The Senate today passed legislation repealing the much-criticized 1099 reporting provision in the healthcare reform law and sent the bill to President Obama for his signature.

President Obama is expected to sign the bill despite concerns raised by the President and other Democrats that the measure is a $25 billion tax on the middle class.

The 1099 provision would have raised $19 billion to help pay for health reform.

The provision would have required business owners, starting in 2012, to file a tax reporting document for all vendors from which they buy $600 worth of goods or services within a year.

The National Association of Insurance and Financial Advisors lauded the Senate decision. NAIFA also urged Congress as a next step to pass legislation that would exempt agent commissions from the medical loss ration of the healthcare reform bill, the Patient Protection and Affordable Care Act.

But, the bill’s chief Senate sponsor, Sen. Mike Johannes, R-Neb., cautioned in comments after the vote that repealing other provisions of the law may be an uphill climb.

In an interview with Politico, a political website, immediately after the vote, Sen. Johanns said, “This was a provision in the health care law that pretty quickly everybody agreed was foolish.”And yet we had over a dozen votes to get to this point.

“Can you imagine what kind of battle you would have on a key part of the health care bill?,” he added. “Once something becomes law in the federal government, it is very hard to amend it or tweak it unless there is unanimous agreement.”

The bill, H.R. 4, passed the Senate 87-12 after an effort by Democrats to strip the $25 billion measure failed, 41-58.

A bill passed by the Senate earlier this year called for paying for the $21.9 billion increase in the deficit through repeal of the provision by giving the Office of Management and Budget the ability to take away nearly $44 billion of discretionary budget authority – except from the Departments of Defense, Veterans Affairs and Social Security – to offset the loss from the 1099 repeal.

The House version, by contrast, would pay for the repeal by making consumers repay all of their insurance subsidies under the health care law once their income rises beyond 400% of the federal poverty line. House Democrats called that a tax increase on the middle class. And the administration agreed in a policy statement disclosed Tuesday night.

The revised legislation also repeals an additional Form 1099 information reporting requirement, imposed on owners of rental real estate.

In his statement, NAIFA President Terry Headley said the trade group “is happy with today’s Senate vote and commends the bipartisan effort in Congress to repeal the 1099 provision.”

He added it demonstrates that members from both sides of the aisle are able to come together to fix the parts of the PPACA that would hurt consumers and small business.

“Many NAIFA members are small business owners providing consumers with much-needed insurance and financial services in communities across America,” he said.

“The 1099 reporting rules would have required them to expend scarce time and resources on recordkeeping and paperwork rather than serving the needs of their middle-income clients,” Headley said.
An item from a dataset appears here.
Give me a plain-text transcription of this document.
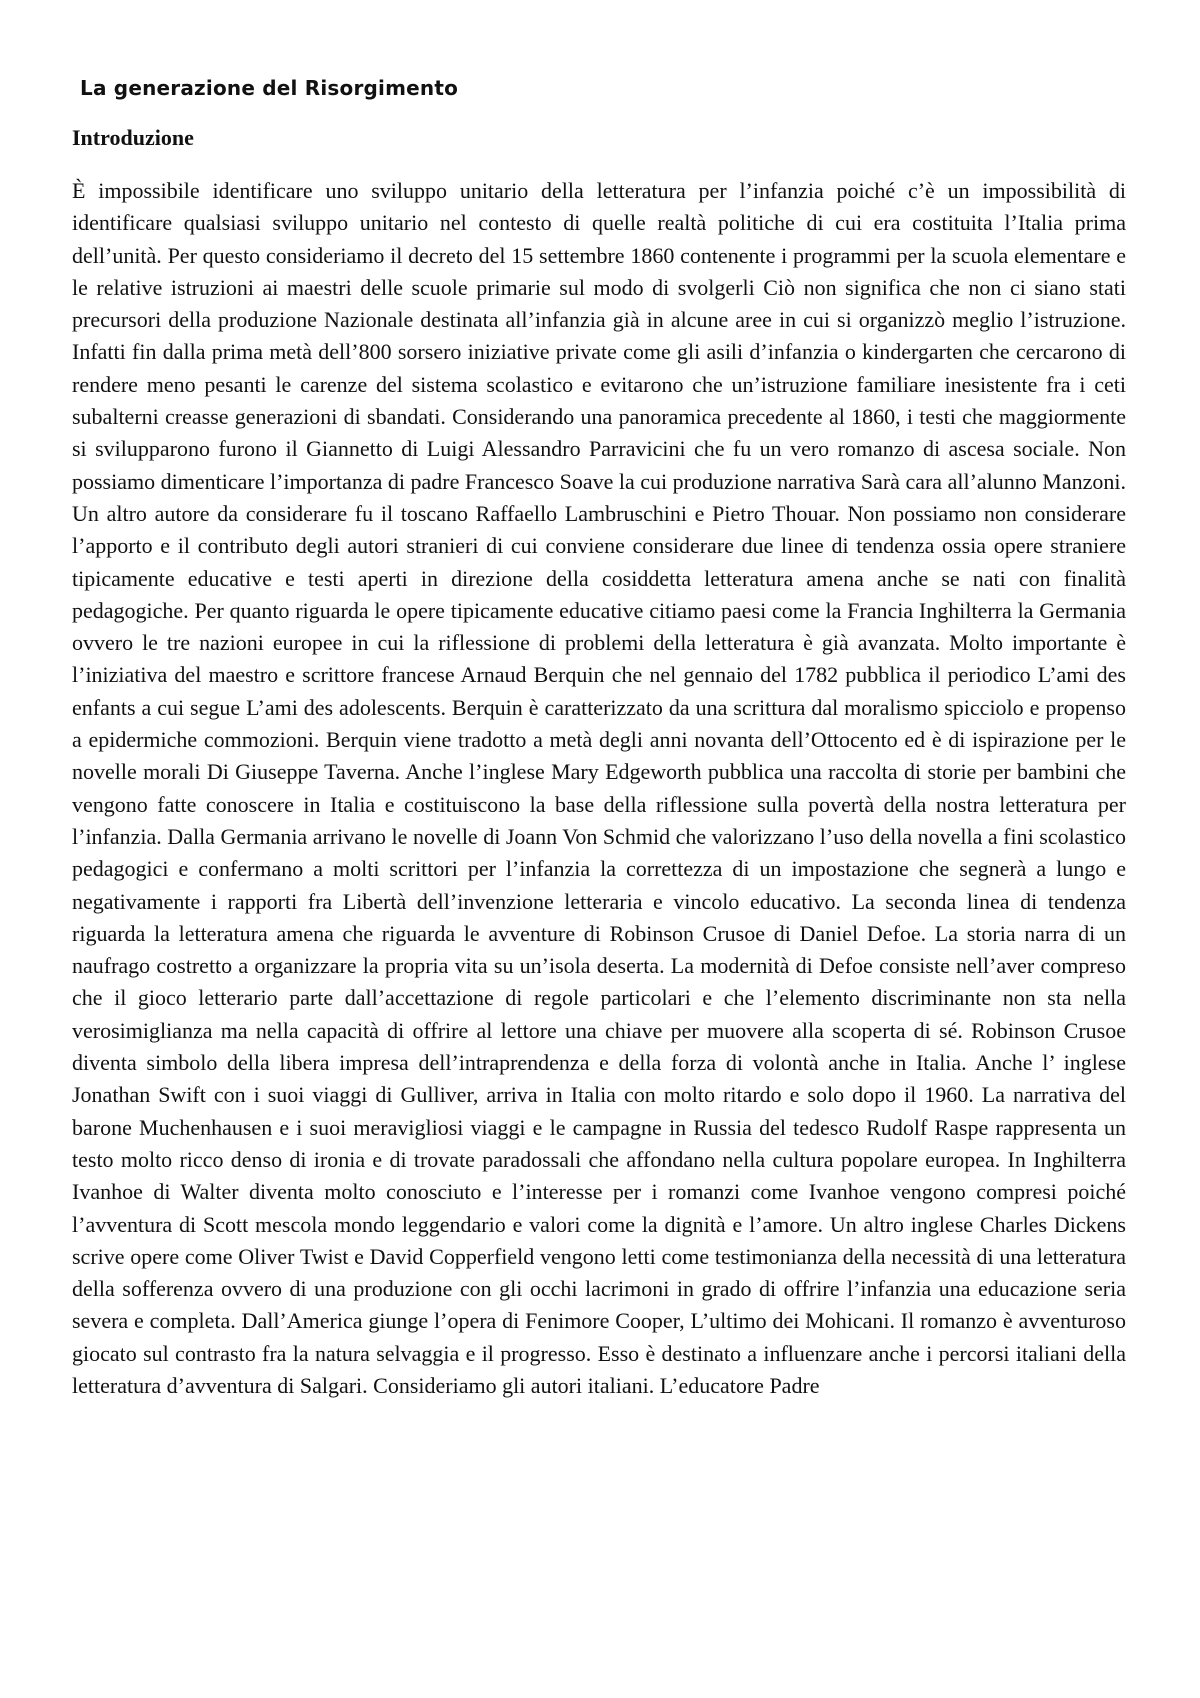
La generazione del Risorgimento
Introduzione

È impossibile identificare uno sviluppo unitario della letteratura per l’infanzia poiché c’è un impossibilità di identificare qualsiasi sviluppo unitario nel contesto di quelle realtà politiche di cui era costituita l’Italia prima dell’unità. Per questo consideriamo il decreto del 15 settembre 1860 contenente i programmi per la scuola elementare e le relative istruzioni ai maestri delle scuole primarie sul modo di svolgerli Ciò non significa che non ci siano stati precursori della produzione Nazionale destinata all’infanzia già in alcune aree in cui si organizzò meglio l’istruzione. Infatti fin dalla prima metà dell’800 sorsero iniziative private come gli asili d’infanzia o kindergarten che cercarono di rendere meno pesanti le carenze del sistema scolastico e evitarono che un’istruzione familiare inesistente fra i ceti subalterni creasse generazioni di sbandati. Considerando una panoramica precedente al 1860, i testi che maggiormente si svilupparono furono il Giannetto di Luigi Alessandro Parravicini che fu un vero romanzo di ascesa sociale. Non possiamo dimenticare l’importanza di padre Francesco Soave la cui produzione narrativa Sarà cara all’alunno Manzoni. Un altro autore da considerare fu il toscano Raffaello Lambruschini e Pietro Thouar. Non possiamo non considerare l’apporto e il contributo degli autori stranieri di cui conviene considerare due linee di tendenza ossia opere straniere tipicamente educative e testi aperti in direzione della cosiddetta letteratura amena anche se nati con finalità pedagogiche. Per quanto riguarda le opere tipicamente educative citiamo paesi come la Francia Inghilterra la Germania ovvero le tre nazioni europee in cui la riflessione di problemi della letteratura è già avanzata. Molto importante è l’iniziativa del maestro e scrittore francese Arnaud Berquin che nel gennaio del 1782 pubblica il periodico L’ami des enfants a cui segue L’ami des adolescents. Berquin è caratterizzato da una scrittura dal moralismo spicciolo e propenso a epidermiche commozioni. Berquin viene tradotto a metà degli anni novanta dell’Ottocento ed è di ispirazione per le novelle morali Di Giuseppe Taverna. Anche l’inglese Mary Edgeworth pubblica una raccolta di storie per bambini che vengono fatte conoscere in Italia e costituiscono la base della riflessione sulla povertà della nostra letteratura per l’infanzia. Dalla Germania arrivano le novelle di Joann Von Schmid che valorizzano l’uso della novella a fini scolastico pedagogici e confermano a molti scrittori per l’infanzia la correttezza di un impostazione che segnerà a lungo e negativamente i rapporti fra Libertà dell’invenzione letteraria e vincolo educativo. La seconda linea di tendenza riguarda la letteratura amena che riguarda le avventure di Robinson Crusoe di Daniel Defoe. La storia narra di un naufrago costretto a organizzare la propria vita su un’isola deserta. La modernità di Defoe consiste nell’aver compreso che il gioco letterario parte dall’accettazione di regole particolari e che l’elemento discriminante non sta nella verosimiglianza ma nella capacità di offrire al lettore una chiave per muovere alla scoperta di sé. Robinson Crusoe diventa simbolo della libera impresa dell’intraprendenza e della forza di volontà anche in Italia. Anche l’ inglese Jonathan Swift con i suoi viaggi di Gulliver, arriva in Italia con molto ritardo e solo dopo il 1960. La narrativa del barone Muchenhausen e i suoi meravigliosi viaggi e le campagne in Russia del tedesco Rudolf Raspe rappresenta un testo molto ricco denso di ironia e di trovate paradossali che affondano nella cultura popolare europea. In Inghilterra Ivanhoe di Walter diventa molto conosciuto e l’interesse per i romanzi come Ivanhoe vengono compresi poiché l’avventura di Scott mescola mondo leggendario e valori come la dignità e l’amore. Un altro inglese Charles Dickens scrive opere come Oliver Twist e David Copperfield vengono letti come testimonianza della necessità di una letteratura della sofferenza ovvero di una produzione con gli occhi lacrimoni in grado di offrire l’infanzia una educazione seria severa e completa. Dall’America giunge l’opera di Fenimore Cooper, L’ultimo dei Mohicani. Il romanzo è avventuroso giocato sul contrasto fra la natura selvaggia e il progresso. Esso è destinato a influenzare anche i percorsi italiani della letteratura d’avventura di Salgari. Consideriamo gli autori italiani. L’educatore Padre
But, he added, “Next, we would encourage Congress to consider the Rogers/Barrow legislation, H.R. 1206, which would remove agent commissions from the medical loss ratio calculation.”

He said the MLR provision “is another part of health reform that needs to be revisited in order to preserve consumer service.”

He added that many agents have seen commissions slashed by 50% or more. And they have had to curtail the customer services their individual and small-group clients have come to expect.